Benedict XVI, the Roman Catholic Pope, has pointed out that the theory of evolution cannot be proved because “we cannot haul 10,000 generations of animals into the laboratory.” The pope is right that the theory of evolution cannot be proved in the ultimate sense. Neither can Newton’s theory of gravity or Einstein’s theory of relativity, or Dalton’s atomic table, or for that matter, Galileo’s idea that the earth revolves around the sun. We can’t even prove absolutely that 2 + 2 = 4. Actually, there are numerous occasions when it doesn’t.
What many people don’t understand is that scientific theories can never be proved in the final, absolute, ultimate sense. Scientific theories are accepted when they are the best, most effective explanation for what we observe, or the most effective way of enabling us to solve some problem or accomplish some goal. So Newton’s theory is accepted because of all the theories, it explains better than any other theory why apples fall to the ground and the stars don’t. There are a lot of explanations about why we see the sun come up in the morning and go down at night. We accept Galileo’s explanation because it tallies better than other theories with so many things we observe. Einstein’s relativity has been in practical use since it first was used to land the first space craft on the moon, but it might still be wrong.

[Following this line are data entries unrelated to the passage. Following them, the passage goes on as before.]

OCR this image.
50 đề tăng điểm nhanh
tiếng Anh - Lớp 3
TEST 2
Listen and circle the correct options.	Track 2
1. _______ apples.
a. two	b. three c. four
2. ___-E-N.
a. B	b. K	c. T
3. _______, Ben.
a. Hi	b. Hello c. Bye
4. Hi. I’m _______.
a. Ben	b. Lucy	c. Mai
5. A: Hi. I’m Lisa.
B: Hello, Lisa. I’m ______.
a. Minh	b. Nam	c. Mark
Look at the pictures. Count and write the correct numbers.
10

So it is possible that any of these theories might be replaced by other theores that are even better at explaining what we observe or solving some urgent problem facing humanity. For myself, Darwin’s theory of evolution currently explains the world better than intelligent design or creationism or the biblical version.
I think the biblical story was never intended to be understood as the literal truth, but as a parable, a poetic paean in praise of the great world that the early biblical writers observed with awe. As do most people even today, believers and unbelievers, scientists and poets alike.